EUROPE NEWS: Flowers fights on

It is already being looked upon as a disastrous deal, but at least Christopher Flowers is fighting his corner.

The private equity firm he founded, JC Flowers, joined with Grove International Partners and Japan's Shinsei Bank to make a €1.1 billion investment for a 24 percent stake in German lender Hypo Real Estate in 2007.

Since then the investors' equity has been substantially wiped out and the German government wants to nationalise the bank.

Flowers

But last month, Flowers insisted his firm wanted to remain a shareholder in the troubled lender. Appearing in front of a German parliamentary committee, he reportedly told politicians that by remaining a key investor, JC Flowers would help save taxpayers money.

“We would remain as shareholders of the company and our fortunes would – either good or bad – ride with the German state from that point forward,” Flowers said, according to a Reuters report.

“We have not been asked whether we would be interested in contributing further capital to Hypo Real Estate. But let me state that that is something we would consider if we were invited.”

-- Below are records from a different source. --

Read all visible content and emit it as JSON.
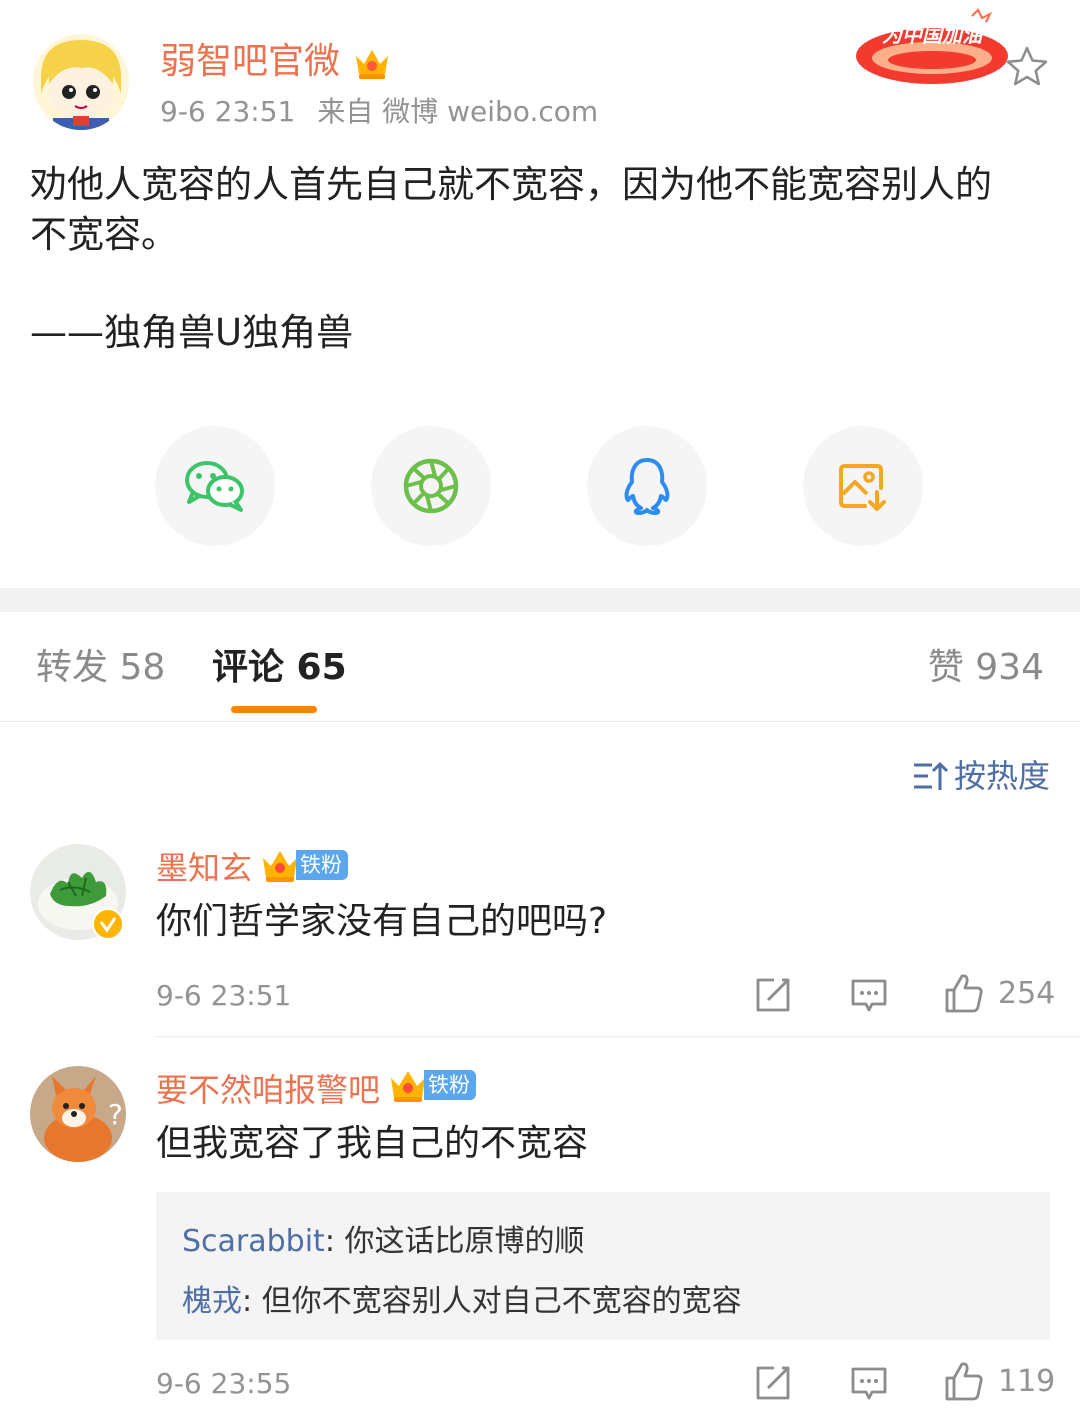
{
  "post": {
    "username": "弱智吧官微",
    "time": "9-6 23:51",
    "source": "来自 微博 weibo.com",
    "badge_text": "为中国加油",
    "content_line1": "劝他人宽容的人首先自己就不宽容，因为他不能宽容别人的",
    "content_line2": "不宽容。",
    "signature": "——独角兽U独角兽"
  },
  "share": {
    "items": [
      "wechat-icon",
      "moments-icon",
      "qq-icon",
      "save-image-icon"
    ]
  },
  "colors": {
    "username": "#eb7350",
    "tab_accent": "#ff8200",
    "link_blue": "#4e6ea5",
    "wechat_green": "#3cc46a",
    "qq_blue": "#2d8cf0",
    "save_orange": "#f5a623"
  },
  "tabs": {
    "repost": "转发 58",
    "comment": "评论 65",
    "like": "赞 934"
  },
  "sort": {
    "label": "按热度"
  },
  "comments": [
    {
      "name": "墨知玄",
      "badge": "铁粉",
      "text": "你们哲学家没有自己的吧吗?",
      "time": "9-6 23:51",
      "likes": "254"
    },
    {
      "name": "要不然咱报警吧",
      "badge": "铁粉",
      "text": "但我宽容了我自己的不宽容",
      "time": "9-6 23:55",
      "likes": "119",
      "replies": [
        {
          "name": "Scarabbit",
          "text": ": 你这话比原博的顺"
        },
        {
          "name": "槐戎",
          "text": ": 但你不宽容别人对自己不宽容的宽容"
        }
      ]
    }
  ]
}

Flowers has been battling to retain his firm's stake after Germany's coalition government backed plans to seize control of the bank as a last resort. Lawmakers were expected, at the time of going to press, to pass a bill that would allow Germany's first bank nationalisation since the 1930s, Bloomberg reported.

Germany has already made available €102 billion in loans and guarantees to ensure Hypo's survival.

Flowers told the parliamentary committee that Hypo could not have survived without government assistance. “The government and the people have done the bank a good service. Steps taken were very necessary and appropriate though not unique, being taken by other states around the world,” he said.

However, Flowers warned attempts to seize the bank would be an “extreme step”, one that would be seen by investors as “unusual even in these circumstances”. The JC Flowers consortium offered €22.50 a share for the stake, but those shares have sunk to less than €1, as of press time.

Hypo is no longer writing new business, and it has closed some European offices as part of a streamlining process, according to those familiar with the situation, so the prospect of shares rebounding quickly on the back of a resumption of normal activity seems a long way off.

In the meantime, Flowers and the co-investors will be fighting to preserve value as best they can.